Cuando cae la primera nieve y aparecen los primeros trineos es agradable ver la
tierra blanca, los blancos tejados, exhalar el tibio aliento, y la estación
trae a la memoria los años juveniles. Las viejas limas y abedules, cubiertos de
escarcha, tienen una expresión simpática y están más cerca de nuestro corazón
que los cipreses y las palmas. Junto a ellos se olvidan el mar y las
montañas.
Gurov había nacido en Moscú; llegó a él en
un bello día de nieve, y al ponerse su abrigo de pieles y sus guantes, al
pasearse por Petrovka, al oír el domingo por la tarde el sonido de las
campanas, olvidó
el encanto de su reciente aventura y del sitio que dejara. Poco a poco se
absorbió en la vida de Moscú;
leía con avidez los periódicos ¡y declaraba que los leía sin fundamento! En
seguida sintió un deseo irresistible de ir a los restaurantes, a los clubes, a
las comidas, aniversarios y fiestas; se sintió orgulloso de hablar y discutir
con célebres abogados, con artistas, de jugar a las cartas con algún profesor
en el club de doctores. Ya podía hasta comer un plato de pescado salado o una
col...
Al cabo de un mes, le pareció que la imagen
de Ana Sergeyevna había de cubrirse de una bruma en su memoria y visitarlo en
sueños de cuando en cuando, con una sonrisa, como hacían otras. Pero pasó más
de un mes, llegó el verdadero invierno, y recordaba todo aquello tan claramente
como si se hubiera separado de Ana Sergeyevna el día antes. Estos
recuerdos, lejos de morir, se avivaron con el tiempo. En la tranquilidad de la tarde, al oír las palabras de
los niños estudiando en alta voz, el sonido del piano en un restaurante, o el
ruido de tormenta que llegaba por la chimenea, volvía de repente todo a su
memoria: lo ocurrido en el muelle la mañana de niebla junto a las montañas, el
vapor que volvía de Teodosia y los besos. Gurov se levantaba entonces y paseaba
por su habitación recordando y sonriendo; luego, sus recuerdos se
convertían en ilusiones, y en su fantasía el pasado se mezclaba con el
porvenir. Ana Sergeyevna no lo visitaba ya en sueños, lo seguía por todas
partes como una sombra, como un fantasma. Al cerrar los ojos la veía como si estuviese viva delante de él, y
Gurov la encontraba más encantadora, más joven, más tierna de lo que en
realidad era, imaginándosela aún más hermosa de lo que estaba en Yalta. Por la tarde, Ana Sergeyevna lo
miraba desde el estante de los libros, desde el hogar de la chimenea; desde
cualquier rincón oía su respiración y el roce acariciador de sus faldas. En la
calle miraba a todas las mujeres buscando alguna que se pareciese a ella.

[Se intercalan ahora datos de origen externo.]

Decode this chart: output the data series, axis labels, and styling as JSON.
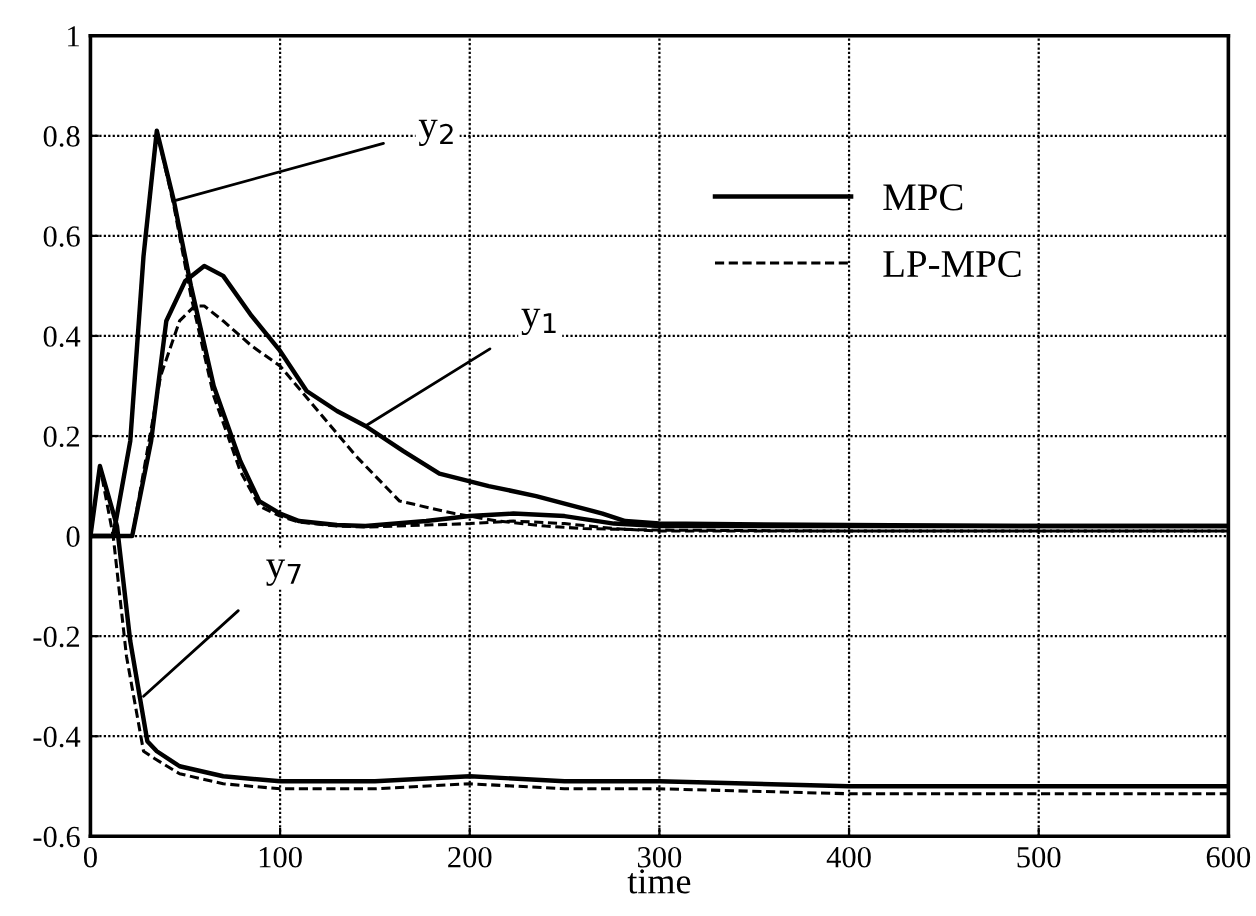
{
  "chart_data": {
    "type": "line",
    "xlabel": "time",
    "xlim": [
      0,
      600
    ],
    "ylim": [
      -0.6,
      1
    ],
    "xticks": [
      0,
      100,
      200,
      300,
      400,
      500,
      600
    ],
    "yticks": [
      -0.6,
      -0.4,
      -0.2,
      0,
      0.2,
      0.4,
      0.6,
      0.8,
      1
    ],
    "grid": true,
    "legend": "top right",
    "marker": "none",
    "series": [
      {
        "name": "MPC",
        "color": "#000000",
        "line_style": "solid",
        "x": [
          0,
          22,
          32,
          40,
          50,
          60,
          70,
          85,
          100,
          114,
          130,
          145,
          165,
          184,
          210,
          235,
          255,
          270,
          282,
          300,
          400,
          500,
          600
        ],
        "values": [
          0,
          0,
          0.19,
          0.43,
          0.51,
          0.54,
          0.52,
          0.44,
          0.37,
          0.29,
          0.25,
          0.22,
          0.17,
          0.125,
          0.1,
          0.08,
          0.06,
          0.045,
          0.03,
          0.025,
          0.022,
          0.02,
          0.02
        ]
      },
      {
        "name": "LP-MPC",
        "color": "#000000",
        "line_style": "dashed",
        "x": [
          0,
          22,
          37,
          47,
          55,
          60,
          70,
          85,
          100,
          120,
          140,
          163,
          192,
          215,
          240,
          260,
          300,
          400,
          500,
          600
        ],
        "values": [
          0,
          0,
          0.32,
          0.43,
          0.46,
          0.46,
          0.43,
          0.38,
          0.34,
          0.25,
          0.16,
          0.07,
          0.045,
          0.03,
          0.02,
          0.015,
          0.012,
          0.01,
          0.01,
          0.01
        ]
      },
      {
        "color": "#000000",
        "line_style": "solid",
        "x": [
          0,
          12,
          21,
          28,
          35,
          44,
          53,
          65,
          79,
          89,
          100,
          110,
          130,
          145,
          177,
          200,
          223,
          250,
          276,
          300,
          400,
          500,
          600
        ],
        "values": [
          0,
          0,
          0.19,
          0.56,
          0.81,
          0.67,
          0.5,
          0.3,
          0.15,
          0.07,
          0.045,
          0.03,
          0.022,
          0.02,
          0.03,
          0.04,
          0.045,
          0.04,
          0.025,
          0.02,
          0.02,
          0.02,
          0.02
        ]
      },
      {
        "color": "#000000",
        "line_style": "dashed",
        "x": [
          0,
          12,
          21,
          28,
          35,
          44,
          53,
          65,
          79,
          89,
          100,
          110,
          130,
          145,
          177,
          200,
          223,
          250,
          276,
          300,
          400,
          500,
          600
        ],
        "values": [
          0,
          0,
          0.19,
          0.56,
          0.81,
          0.66,
          0.48,
          0.28,
          0.13,
          0.06,
          0.04,
          0.028,
          0.02,
          0.018,
          0.022,
          0.025,
          0.03,
          0.025,
          0.015,
          0.01,
          0.01,
          0.01,
          0.01
        ]
      },
      {
        "color": "#000000",
        "line_style": "solid",
        "x": [
          0,
          5,
          14,
          21,
          30,
          35,
          47,
          70,
          100,
          150,
          200,
          250,
          300,
          400,
          500,
          600
        ],
        "values": [
          0,
          0.14,
          0.02,
          -0.21,
          -0.41,
          -0.43,
          -0.46,
          -0.48,
          -0.49,
          -0.49,
          -0.48,
          -0.49,
          -0.49,
          -0.5,
          -0.5,
          -0.5
        ]
      },
      {
        "color": "#000000",
        "line_style": "dashed",
        "x": [
          0,
          5,
          12,
          19,
          28,
          34,
          47,
          70,
          100,
          150,
          200,
          250,
          300,
          400,
          500,
          600
        ],
        "values": [
          0,
          0.14,
          0.0,
          -0.24,
          -0.43,
          -0.445,
          -0.475,
          -0.495,
          -0.505,
          -0.505,
          -0.495,
          -0.505,
          -0.505,
          -0.515,
          -0.515,
          -0.515
        ]
      }
    ],
    "annotations": [
      {
        "text": "y$_{2}$",
        "x": 44,
        "y": 0.67
      },
      {
        "text": "y$_{1}$",
        "x": 145,
        "y": 0.22
      },
      {
        "text": "y$_{7}$",
        "x": 28,
        "y": -0.32
      }
    ]
  }
}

Un deseo intenso de comunicar a alguien sus
ideas lo atormentaba. Pero en su casa era imposible hablar de su amor, y
fuera de ella tampoco tenía a nadie; ni a sus compañeros de oficina ni a ninguno en el banco podía
contárselo. ¿De qué iba a hablar entonces? Pero ¿es que había estado enamorado?
¿Hubo algo de poético, de edificante, simplemente de interés en sus relaciones
con Ana Sergeyevna? Y todo se le volvía hablar vagamente de amor, de
mujer, y nadie sospechaba nada; sólo su esposa fruncía el entrecejo y decía:
-No
te va el papel de conquistador, Dimitri.
Una tarde, al volver del club de doctores
con un oficial, con el que había estado jugando a las cartas, no se pudo
contener y le dijo:
-¡Si supieras la mujer tan fascinadora que
conocí en Yalta!
El oficial entró en su trineo, y se iba ya,
pero se volvió de pronto exclamando:
-¡Dmitri Dmitrich!
-¿Qué?
-¡Tenías razón esta tarde: el esturión era
demasiado fuerte!
Aquellas palabras tan corrientes llenaron a
Gurov de indignación, encontrándolas degradantes y groseras. ¡Qué modo tan
salvaje de hablar! ¡Qué noches más estúpidas, qué días más faltos de interés!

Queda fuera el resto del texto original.